Vor 150 Jahren wurde der §218 des StGB verabschiedet und nahm damit unzähligen Frauen den Zugang zu sicheren Schwangerschaftsabbrüchen.
Wir sind der Meinung, dass im Jahr 2021 niemand außer der betroffenen Person mit Uterus darüber entscheiden sollte, was mit ihrem Körper passiert.

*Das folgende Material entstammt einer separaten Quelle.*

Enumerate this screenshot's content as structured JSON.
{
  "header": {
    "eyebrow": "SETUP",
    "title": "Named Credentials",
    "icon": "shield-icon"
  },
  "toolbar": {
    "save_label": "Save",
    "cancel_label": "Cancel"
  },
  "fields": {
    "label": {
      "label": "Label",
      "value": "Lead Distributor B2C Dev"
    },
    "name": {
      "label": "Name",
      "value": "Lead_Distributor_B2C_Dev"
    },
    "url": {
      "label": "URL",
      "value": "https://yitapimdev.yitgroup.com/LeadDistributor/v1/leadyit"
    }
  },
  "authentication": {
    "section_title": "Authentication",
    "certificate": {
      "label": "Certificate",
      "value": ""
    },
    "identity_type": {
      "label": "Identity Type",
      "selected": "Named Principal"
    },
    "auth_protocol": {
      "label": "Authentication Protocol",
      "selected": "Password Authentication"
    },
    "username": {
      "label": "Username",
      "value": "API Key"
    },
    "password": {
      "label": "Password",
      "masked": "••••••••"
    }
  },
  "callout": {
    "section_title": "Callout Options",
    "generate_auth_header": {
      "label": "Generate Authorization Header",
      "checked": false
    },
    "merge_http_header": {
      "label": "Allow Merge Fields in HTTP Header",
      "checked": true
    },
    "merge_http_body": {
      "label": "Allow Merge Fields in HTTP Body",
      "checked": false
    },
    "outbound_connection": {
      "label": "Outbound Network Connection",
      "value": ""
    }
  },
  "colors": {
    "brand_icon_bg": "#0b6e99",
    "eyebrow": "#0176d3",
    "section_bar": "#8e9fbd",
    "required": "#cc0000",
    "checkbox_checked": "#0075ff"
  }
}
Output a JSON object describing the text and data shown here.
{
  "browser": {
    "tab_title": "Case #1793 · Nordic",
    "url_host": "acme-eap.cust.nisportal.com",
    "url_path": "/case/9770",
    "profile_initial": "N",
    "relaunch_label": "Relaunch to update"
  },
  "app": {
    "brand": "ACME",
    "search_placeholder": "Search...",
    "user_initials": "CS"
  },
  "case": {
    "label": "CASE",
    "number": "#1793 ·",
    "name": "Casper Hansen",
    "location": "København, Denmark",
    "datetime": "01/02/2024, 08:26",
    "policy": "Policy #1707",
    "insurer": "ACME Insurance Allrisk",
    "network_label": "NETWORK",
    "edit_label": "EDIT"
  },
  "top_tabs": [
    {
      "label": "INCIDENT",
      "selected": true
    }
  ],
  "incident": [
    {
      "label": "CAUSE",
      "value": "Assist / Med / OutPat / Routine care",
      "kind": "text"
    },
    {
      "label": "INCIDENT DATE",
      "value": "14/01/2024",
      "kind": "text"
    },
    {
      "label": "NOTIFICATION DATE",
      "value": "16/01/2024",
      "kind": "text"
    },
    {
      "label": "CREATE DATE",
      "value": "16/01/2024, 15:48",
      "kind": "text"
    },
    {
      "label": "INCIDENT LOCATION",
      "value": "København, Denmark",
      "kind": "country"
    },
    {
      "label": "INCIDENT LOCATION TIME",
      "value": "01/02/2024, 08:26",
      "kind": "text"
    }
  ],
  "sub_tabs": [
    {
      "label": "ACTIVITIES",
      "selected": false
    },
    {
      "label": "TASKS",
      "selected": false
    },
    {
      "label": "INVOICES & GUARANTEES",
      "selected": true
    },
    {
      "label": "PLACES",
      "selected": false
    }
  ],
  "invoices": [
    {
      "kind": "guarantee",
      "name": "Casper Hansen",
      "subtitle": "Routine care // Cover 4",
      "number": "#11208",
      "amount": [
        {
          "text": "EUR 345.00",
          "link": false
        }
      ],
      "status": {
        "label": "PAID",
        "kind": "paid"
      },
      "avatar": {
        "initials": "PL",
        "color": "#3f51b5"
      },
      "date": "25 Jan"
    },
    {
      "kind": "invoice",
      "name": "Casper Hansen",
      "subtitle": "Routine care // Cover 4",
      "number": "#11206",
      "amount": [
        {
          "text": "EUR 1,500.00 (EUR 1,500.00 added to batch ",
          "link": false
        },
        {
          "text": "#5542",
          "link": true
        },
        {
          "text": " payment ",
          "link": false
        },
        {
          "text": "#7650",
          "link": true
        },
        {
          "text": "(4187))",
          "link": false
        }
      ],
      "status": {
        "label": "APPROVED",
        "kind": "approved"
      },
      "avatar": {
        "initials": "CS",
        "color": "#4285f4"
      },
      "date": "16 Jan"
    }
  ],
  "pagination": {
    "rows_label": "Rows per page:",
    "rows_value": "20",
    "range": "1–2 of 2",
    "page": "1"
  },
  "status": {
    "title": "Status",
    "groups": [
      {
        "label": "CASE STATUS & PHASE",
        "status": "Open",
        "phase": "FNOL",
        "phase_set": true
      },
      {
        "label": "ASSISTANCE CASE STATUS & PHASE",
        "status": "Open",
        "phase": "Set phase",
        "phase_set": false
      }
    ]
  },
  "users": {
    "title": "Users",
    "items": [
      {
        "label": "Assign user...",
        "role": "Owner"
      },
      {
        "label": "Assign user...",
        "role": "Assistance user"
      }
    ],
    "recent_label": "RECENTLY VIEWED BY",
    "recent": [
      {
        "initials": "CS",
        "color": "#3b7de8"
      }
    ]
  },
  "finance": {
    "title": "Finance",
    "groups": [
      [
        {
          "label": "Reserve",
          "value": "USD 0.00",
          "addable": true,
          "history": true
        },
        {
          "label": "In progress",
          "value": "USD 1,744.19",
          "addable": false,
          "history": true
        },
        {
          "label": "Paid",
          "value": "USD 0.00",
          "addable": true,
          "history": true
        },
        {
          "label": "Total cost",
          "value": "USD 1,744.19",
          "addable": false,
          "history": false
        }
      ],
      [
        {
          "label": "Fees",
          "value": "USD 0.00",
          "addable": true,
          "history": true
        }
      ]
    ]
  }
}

Helft uns dabei, das Thema Schwangerschaftsabbruch aus der Ecke der Verschwiegenheit hervorzuholen. Wir möchten über die Fakten, Hürden und Umstände des Schwangerschaftsabbruchs informieren und so dazu beitragen, dass die Stigmatisierung endlich ein Ende hat.
Wir sind die Kritische Medizin Würzburg, eine Gruppe an Studierenden, die sich zusammengetan haben, um bestehende Konzepte und Strukturen in der Medizin kritisch zu hinterfragen und proaktiv einen Beitrag zu Neugestaltung zu leisten.
Für diese Informationskampagne müssen Plakate gedruckt, Websites finanziert und Hygienekonzepte sichergestellt werden.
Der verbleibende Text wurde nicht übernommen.